FBF was measured with venous occlusion plethysmography
before and 3h after a meal (660 kcal, 55% fat) in 19 Type 2 diabetic (DM) and 10
healthy postmenopausal women (control) during intra-arterial infusion of 0, 20
(A20), or 40 (A40) μg/min acetylcholine. Measurements were repeated in the
DM group after optimising glycaemic control over three months. Lipoproteins and
glycaemic indices were obtained immediately before all FBF
measurements.
Postprandial triglycerides, insulin and glucose were higher
in the DM group than in the control group (p < 0.01). In the DM group HbA1c
was decreased by 0.96±0.26% (p<0.01) and postprandial glucose by
2.37±1.07mmol/L (p<0.05) without a concomitant increase in insulin. In
the absence of acetylcholine FBF did not differ between the study groups,
irrespective of the prandial state. During acetylcholine infusion FBF was lower
in the DM group before and after the meal (p<0.05). The meal increased FBF in
the DM and the Control group in the absence of and during acetylcholine infusion
(p<0.05, NS for A40 in Controls). This meal-induced increase in FBF did not
differ between the study groups and did not correlate with postprandial
metabolic changes. Improved glycaemic control was associated with higher FBF
during A40 infusion (pre-meal p=0.064, post-meal p<0.05). Better glycaemic
control did not significantly alter the meal-induced increase in FBF.

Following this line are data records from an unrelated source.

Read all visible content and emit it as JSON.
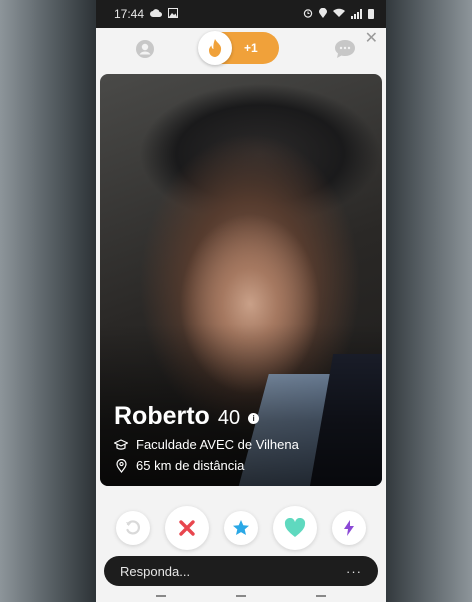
{
  "status_bar": {
    "time": "17:44",
    "left_icons": [
      "cloud-icon",
      "gallery-icon"
    ],
    "right_icons": [
      "alarm-icon",
      "location-icon",
      "wifi-icon",
      "signal-icon",
      "battery-icon"
    ]
  },
  "topnav": {
    "profile_icon": "person-icon",
    "toggle_icon": "flame-icon",
    "boost_label": "+1",
    "chat_icon": "chat-bubble-icon",
    "close_icon": "close-icon",
    "accent": "#f0a13a"
  },
  "card": {
    "name": "Roberto",
    "age": "40",
    "school": "Faculdade AVEC de Vilhena",
    "distance": "65 km de distância",
    "info_icon": "info-icon",
    "school_icon": "graduation-cap-icon",
    "distance_icon": "location-pin-icon"
  },
  "actions": [
    {
      "name": "rewind-button",
      "icon": "rewind-icon",
      "color": "#e0c27a"
    },
    {
      "name": "nope-button",
      "icon": "close-x-icon",
      "color": "#e8464e"
    },
    {
      "name": "super-like-button",
      "icon": "star-icon",
      "color": "#2aa8e6"
    },
    {
      "name": "like-button",
      "icon": "heart-icon",
      "color": "#47d6b6"
    },
    {
      "name": "boost-button",
      "icon": "lightning-icon",
      "color": "#8b49d6"
    }
  ],
  "reply": {
    "placeholder": "Responda...",
    "more": "···"
  }
}
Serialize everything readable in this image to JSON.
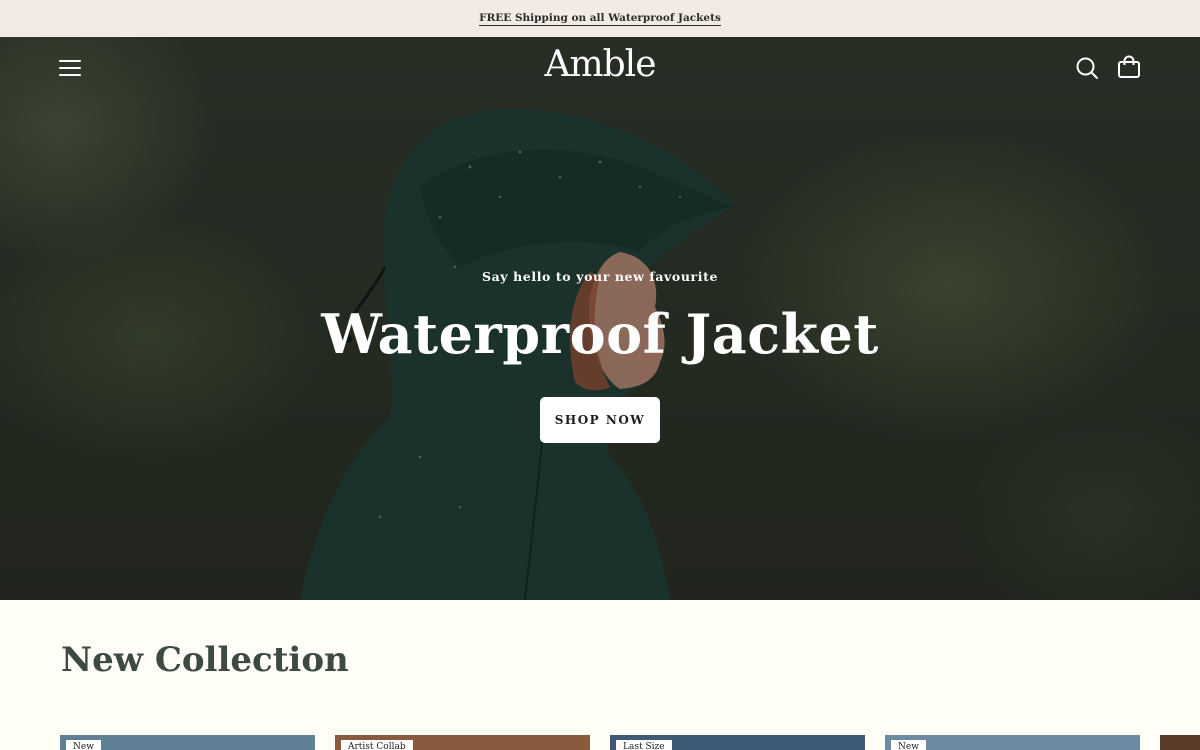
{
  "announcement": {
    "text": "FREE Shipping on all Waterproof Jackets"
  },
  "header": {
    "logo": "Amble",
    "menu_icon": "menu-icon",
    "search_icon": "search-icon",
    "cart_icon": "shopping-bag-icon"
  },
  "hero": {
    "subtitle": "Say hello to your new favourite",
    "title": "Waterproof Jacket",
    "cta_label": "SHOP NOW"
  },
  "collection": {
    "title": "New Collection",
    "cards": [
      {
        "badge": "New",
        "color": "#5f7f95"
      },
      {
        "badge": "Artist Collab",
        "color": "#8a5a3e"
      },
      {
        "badge": "Last Size",
        "color": "#3e5a78"
      },
      {
        "badge": "New",
        "color": "#6d8aa3"
      },
      {
        "badge": "",
        "color": "#5a3a28"
      }
    ]
  },
  "colors": {
    "announcement_bg": "#f1ebe4",
    "page_bg": "#fefdf6",
    "heading": "#3c4a3f",
    "jacket": "#1f3a33"
  }
}
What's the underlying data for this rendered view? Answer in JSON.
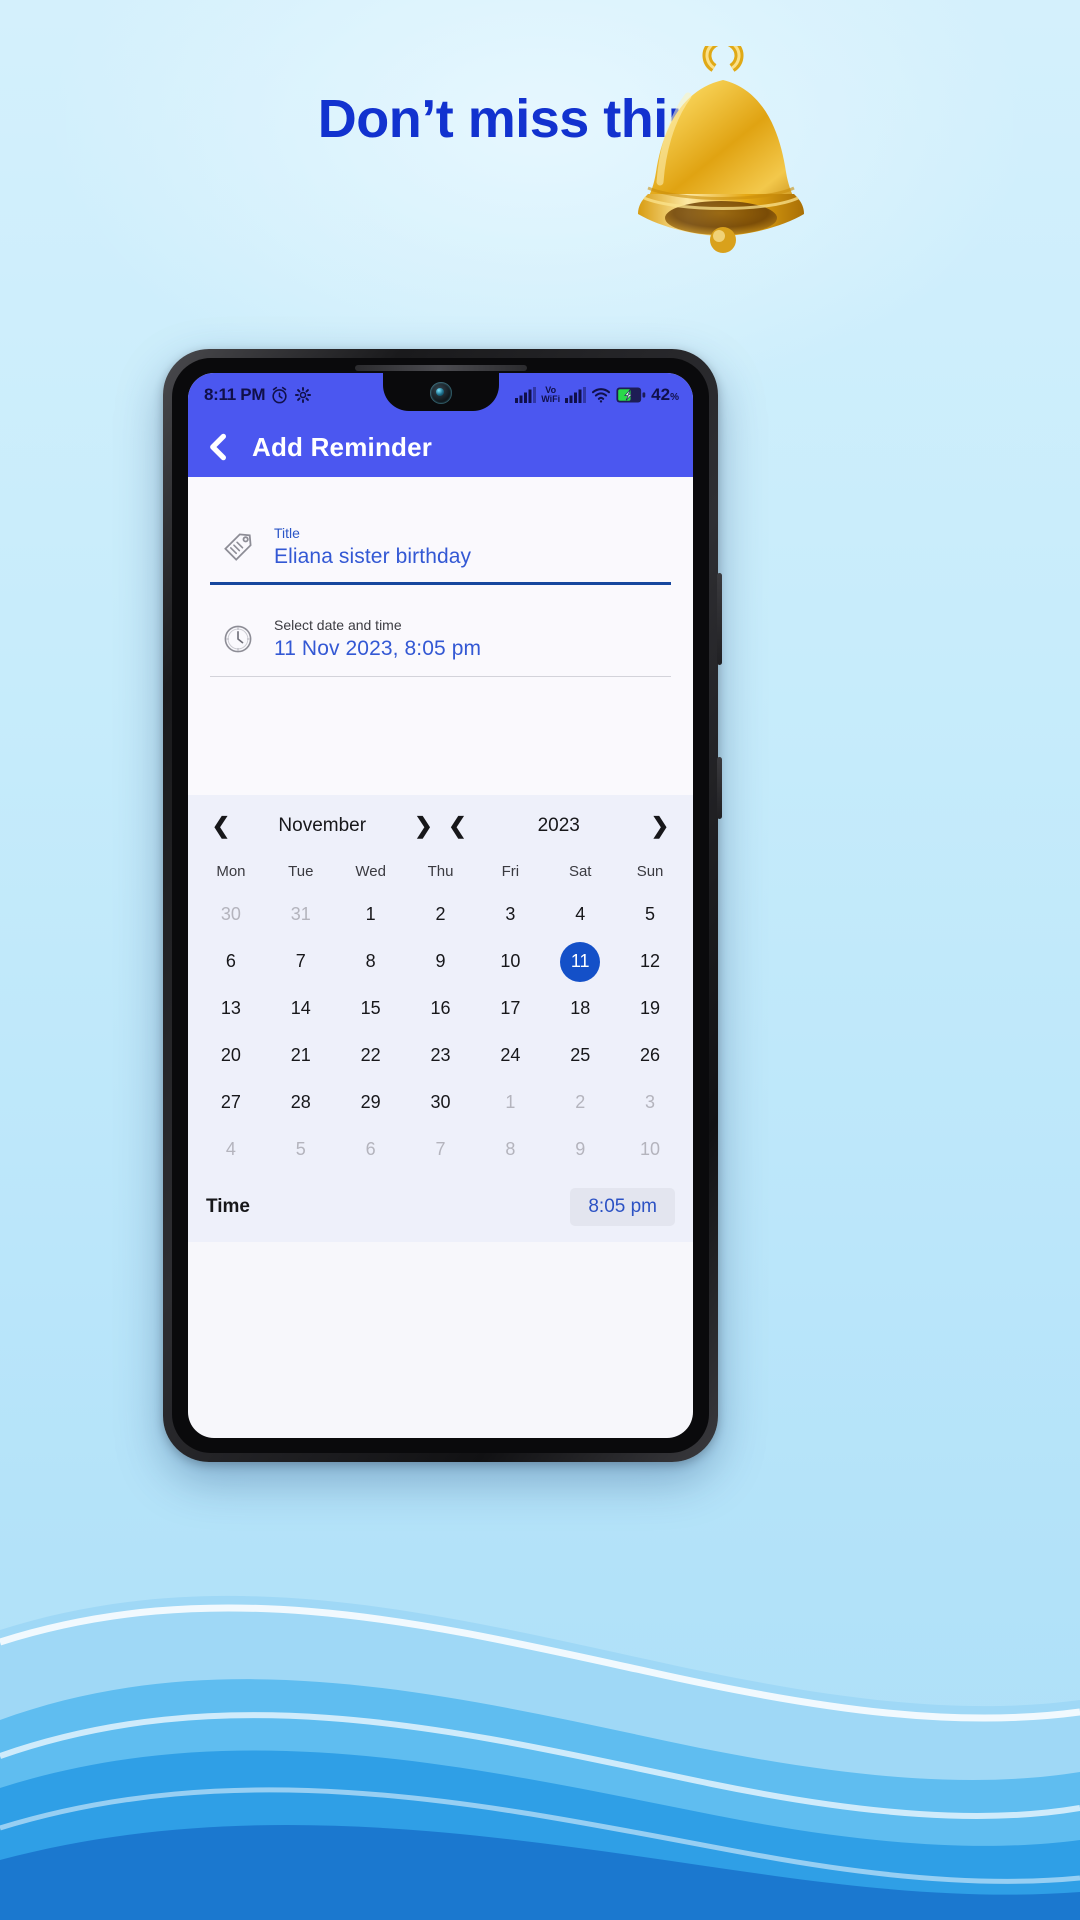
{
  "promo": {
    "headline": "Don’t miss things",
    "headline_color": "#1232cf",
    "bell_icon": "bell-emoji",
    "background_color": "#c7ecfb"
  },
  "phone": {
    "statusbar": {
      "time": "8:11 PM",
      "alarm_icon": "alarm-icon",
      "gear_icon": "gear-icon",
      "signal_icon": "signal-bars-icon",
      "vowifi_line1": "Vo",
      "vowifi_line2": "WiFi",
      "signal2_icon": "signal-bars-icon",
      "wifi_icon": "wifi-icon",
      "battery_icon": "battery-charging-icon",
      "battery_level": "42",
      "battery_unit": "%"
    },
    "appbar": {
      "back_icon": "back-chevron-icon",
      "title": "Add Reminder",
      "bar_color": "#4b57f0"
    },
    "form": {
      "title_field": {
        "icon": "tag-icon",
        "label": "Title",
        "value": "Eliana sister birthday"
      },
      "datetime_field": {
        "icon": "clock-icon",
        "label": "Select date and time",
        "value": "11 Nov 2023, 8:05 pm"
      }
    },
    "calendar": {
      "prev_month_icon": "chevron-left-icon",
      "month": "November",
      "next_month_icon": "chevron-right-icon",
      "prev_year_icon": "chevron-left-icon",
      "year": "2023",
      "next_year_icon": "chevron-right-icon",
      "weekdays": [
        "Mon",
        "Tue",
        "Wed",
        "Thu",
        "Fri",
        "Sat",
        "Sun"
      ],
      "selected_day": 11,
      "accent_color": "#1450c8",
      "weeks": [
        [
          {
            "d": "30",
            "muted": true
          },
          {
            "d": "31",
            "muted": true
          },
          {
            "d": "1"
          },
          {
            "d": "2"
          },
          {
            "d": "3"
          },
          {
            "d": "4"
          },
          {
            "d": "5"
          }
        ],
        [
          {
            "d": "6"
          },
          {
            "d": "7"
          },
          {
            "d": "8"
          },
          {
            "d": "9"
          },
          {
            "d": "10"
          },
          {
            "d": "11",
            "selected": true
          },
          {
            "d": "12"
          }
        ],
        [
          {
            "d": "13"
          },
          {
            "d": "14"
          },
          {
            "d": "15"
          },
          {
            "d": "16"
          },
          {
            "d": "17"
          },
          {
            "d": "18"
          },
          {
            "d": "19"
          }
        ],
        [
          {
            "d": "20"
          },
          {
            "d": "21"
          },
          {
            "d": "22"
          },
          {
            "d": "23"
          },
          {
            "d": "24"
          },
          {
            "d": "25"
          },
          {
            "d": "26"
          }
        ],
        [
          {
            "d": "27"
          },
          {
            "d": "28"
          },
          {
            "d": "29"
          },
          {
            "d": "30"
          },
          {
            "d": "1",
            "muted": true
          },
          {
            "d": "2",
            "muted": true
          },
          {
            "d": "3",
            "muted": true
          }
        ],
        [
          {
            "d": "4",
            "muted": true
          },
          {
            "d": "5",
            "muted": true
          },
          {
            "d": "6",
            "muted": true
          },
          {
            "d": "7",
            "muted": true
          },
          {
            "d": "8",
            "muted": true
          },
          {
            "d": "9",
            "muted": true
          },
          {
            "d": "10",
            "muted": true
          }
        ]
      ],
      "time_label": "Time",
      "time_value": "8:05 pm"
    }
  }
}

A high-fat meal does not impair endothelium-dependent FBF in
postmenopausal women. The FBF response to a meal is not altered by the presence
of diabetes or by improved endothelial function after 3 months of better
glycaemic control, suggesting that the meal-induced increase in FBF is
independent of the functional state of the endothelium.